Because there is reduced intake and digestion of food from a shortened GI tract, less absorption
of calories and nutrients is likely and micronutrient deficiencies can occur. Life-long
supplementation of fat-soluble vitamins ADEK, B12, folate, thiamin, potassium, iron, calcium,
zinc, copper, and magnesium is key where needed. We recommend that Mr McKinley take a
chewable multivitamins, and supplements for D (400-2000 IU), calcium citrate (1200-1500 mg),
folic acid (400 mg), elemental iron (65-80 mg with Vitamin C), and B12 (500 mcg). ADEK
depending on the vitamin malabsorption degree of his surgery.

20. From the literature, what is the success rate of bariatric surgery? What patient
characteristics may increase the likelihood for success?

Bariatric surgery is the current gold standard of the weight loss surgeries. The NIH recognizes
that this is the “only effective treatment to combat severe obesity and maintain long-term weight
loss.” Success rate for previously severe obese individuals is at 90+% at maintaining 50+% of
excess wieght loss after surgery. For those who had super severe obesity, 80+% maintain the
same 50+% of excess weight loss. One study found that mortality rates dropped by up to 89%
when comparing surgery individuals with similar obese indivuduals without surgery over a 5-year
period. Diabetes-related deaths between the two groups was found to have a 90+% reduction and
50+% reduction in heart disease.
Hailey Westenbroek, Aarica Geitner, Pedro Guzman, Ricky Licona

Mortality rates for the bariatric surgery itself sits at 3/1000 which is similar to gallbladder
removal, yet less than a hip replacement. Up to 16% of patients may experience complications
and high risk of malnutrition will require lifetime monitoring. Given that most qualified patients
have 1 or more life-threatening diseases at the time of surgery, the benefits far outweigh the
complication risk. Comorbidities that can be improved include Type 2 DM (80% remission,
85+% improvement), hypertension, dyslipidemia, and more.

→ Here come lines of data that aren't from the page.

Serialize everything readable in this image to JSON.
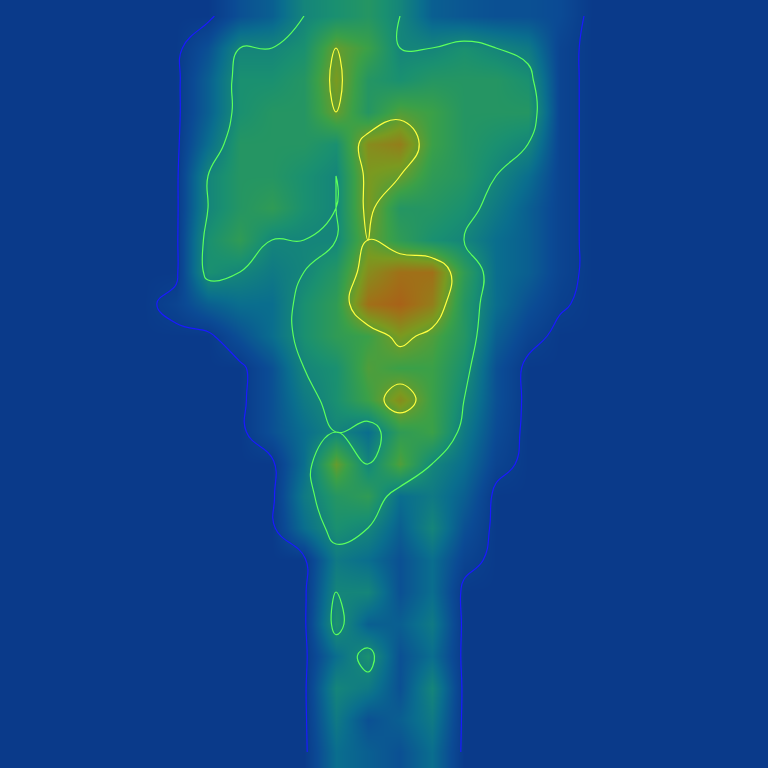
{
  "chart_data": {
    "type": "contour",
    "tick_labels": false,
    "zlim": [
      0,
      1
    ],
    "contour_levels": [
      0.02,
      0.3,
      0.6,
      0.85
    ],
    "colors": [
      "#1a1aff",
      "#5cff5c",
      "#ffff40",
      "#ff4030"
    ],
    "cells": [
      [
        0,
        0,
        0,
        0,
        0,
        0,
        0,
        0.1,
        0.15,
        0.3,
        0.35,
        0.4,
        0.3,
        0.15,
        0.12,
        0.1,
        0.1,
        0.08,
        0,
        0,
        0,
        0,
        0,
        0
      ],
      [
        0,
        0,
        0,
        0,
        0,
        0,
        0.1,
        0.3,
        0.3,
        0.35,
        0.6,
        0.5,
        0.3,
        0.3,
        0.35,
        0.3,
        0.25,
        0.05,
        0,
        0,
        0,
        0,
        0,
        0
      ],
      [
        0,
        0,
        0,
        0,
        0,
        0,
        0.15,
        0.35,
        0.35,
        0.4,
        0.65,
        0.4,
        0.35,
        0.4,
        0.4,
        0.4,
        0.35,
        0.05,
        0,
        0,
        0,
        0,
        0,
        0
      ],
      [
        0,
        0,
        0,
        0,
        0,
        0,
        0.15,
        0.35,
        0.4,
        0.4,
        0.6,
        0.4,
        0.55,
        0.5,
        0.4,
        0.4,
        0.4,
        0.05,
        0,
        0,
        0,
        0,
        0,
        0
      ],
      [
        0,
        0,
        0,
        0,
        0,
        0,
        0.2,
        0.4,
        0.4,
        0.4,
        0.35,
        0.7,
        0.75,
        0.5,
        0.4,
        0.35,
        0.3,
        0.05,
        0,
        0,
        0,
        0,
        0,
        0
      ],
      [
        0,
        0,
        0,
        0,
        0,
        0,
        0.3,
        0.4,
        0.4,
        0.35,
        0.3,
        0.65,
        0.6,
        0.45,
        0.4,
        0.3,
        0.2,
        0.05,
        0,
        0,
        0,
        0,
        0,
        0
      ],
      [
        0,
        0,
        0,
        0,
        0,
        0,
        0.3,
        0.4,
        0.45,
        0.35,
        0.3,
        0.65,
        0.4,
        0.4,
        0.35,
        0.25,
        0.15,
        0.05,
        0,
        0,
        0,
        0,
        0,
        0
      ],
      [
        0,
        0,
        0,
        0,
        0,
        0,
        0.35,
        0.45,
        0.3,
        0.3,
        0.3,
        0.6,
        0.45,
        0.35,
        0.3,
        0.2,
        0.15,
        0.05,
        0,
        0,
        0,
        0,
        0,
        0
      ],
      [
        0,
        0,
        0,
        0,
        0,
        0,
        0.35,
        0.3,
        0.25,
        0.3,
        0.4,
        0.7,
        0.8,
        0.8,
        0.45,
        0.2,
        0.15,
        0.05,
        0,
        0,
        0,
        0,
        0,
        0
      ],
      [
        0,
        0,
        0,
        0,
        0,
        0.05,
        0.15,
        0.2,
        0.2,
        0.35,
        0.45,
        0.8,
        0.85,
        0.75,
        0.4,
        0.2,
        0.1,
        0.03,
        0,
        0,
        0,
        0,
        0,
        0
      ],
      [
        0,
        0,
        0,
        0,
        0,
        0,
        0,
        0.1,
        0.2,
        0.35,
        0.45,
        0.5,
        0.65,
        0.55,
        0.4,
        0.15,
        0.05,
        0,
        0,
        0,
        0,
        0,
        0,
        0
      ],
      [
        0,
        0,
        0,
        0,
        0,
        0,
        0,
        0,
        0.1,
        0.3,
        0.35,
        0.55,
        0.5,
        0.5,
        0.35,
        0.1,
        0,
        0,
        0,
        0,
        0,
        0,
        0,
        0
      ],
      [
        0,
        0,
        0,
        0,
        0,
        0,
        0,
        0,
        0.1,
        0.25,
        0.35,
        0.5,
        0.7,
        0.5,
        0.3,
        0.1,
        0,
        0,
        0,
        0,
        0,
        0,
        0,
        0
      ],
      [
        0,
        0,
        0,
        0,
        0,
        0,
        0,
        0,
        0.1,
        0.2,
        0.3,
        0.2,
        0.45,
        0.5,
        0.25,
        0.08,
        0,
        0,
        0,
        0,
        0,
        0,
        0,
        0
      ],
      [
        0,
        0,
        0,
        0,
        0,
        0,
        0,
        0,
        0,
        0.2,
        0.6,
        0.3,
        0.55,
        0.3,
        0.2,
        0.05,
        0,
        0,
        0,
        0,
        0,
        0,
        0,
        0
      ],
      [
        0,
        0,
        0,
        0,
        0,
        0,
        0,
        0,
        0,
        0.25,
        0.4,
        0.45,
        0.2,
        0.25,
        0.15,
        0,
        0,
        0,
        0,
        0,
        0,
        0,
        0,
        0
      ],
      [
        0,
        0,
        0,
        0,
        0,
        0,
        0,
        0,
        0,
        0.2,
        0.35,
        0.3,
        0.15,
        0.3,
        0.1,
        0,
        0,
        0,
        0,
        0,
        0,
        0,
        0,
        0
      ],
      [
        0,
        0,
        0,
        0,
        0,
        0,
        0,
        0,
        0,
        0,
        0.25,
        0.2,
        0.1,
        0.2,
        0.05,
        0,
        0,
        0,
        0,
        0,
        0,
        0,
        0,
        0
      ],
      [
        0,
        0,
        0,
        0,
        0,
        0,
        0,
        0,
        0,
        0,
        0.3,
        0.3,
        0.1,
        0.2,
        0,
        0,
        0,
        0,
        0,
        0,
        0,
        0,
        0,
        0
      ],
      [
        0,
        0,
        0,
        0,
        0,
        0,
        0,
        0,
        0,
        0,
        0.35,
        0.15,
        0.15,
        0.25,
        0,
        0,
        0,
        0,
        0,
        0,
        0,
        0,
        0,
        0
      ],
      [
        0,
        0,
        0,
        0,
        0,
        0,
        0,
        0,
        0,
        0,
        0.2,
        0.35,
        0.1,
        0.2,
        0,
        0,
        0,
        0,
        0,
        0,
        0,
        0,
        0,
        0
      ],
      [
        0,
        0,
        0,
        0,
        0,
        0,
        0,
        0,
        0,
        0,
        0.3,
        0.25,
        0.1,
        0.3,
        0,
        0,
        0,
        0,
        0,
        0,
        0,
        0,
        0,
        0
      ],
      [
        0,
        0,
        0,
        0,
        0,
        0,
        0,
        0,
        0,
        0,
        0.25,
        0.1,
        0.15,
        0.25,
        0,
        0,
        0,
        0,
        0,
        0,
        0,
        0,
        0,
        0
      ],
      [
        0,
        0,
        0,
        0,
        0,
        0,
        0,
        0,
        0,
        0,
        0.2,
        0.15,
        0.1,
        0.2,
        0,
        0,
        0,
        0,
        0,
        0,
        0,
        0,
        0,
        0
      ]
    ]
  }
}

A patient is more likely to succeed if they attend follow-up visits with their surgical team and
RD(N), join a support group, and adopt healthy lifestyle choices--engage in 60-90 minutes of
physical activity a day, weighing themselves regularly to monitor progress, and adherence to a
low-fat diet (24% of total kcal), and eating breakfast every day. Two support groups geared
towards these patients are Overeaters Anonymous and Take Off Pounds Sensibly. Monotonous
diets can be helpful to control intake. “Keep the ‘extras’ to no more than 200 kcal per day.”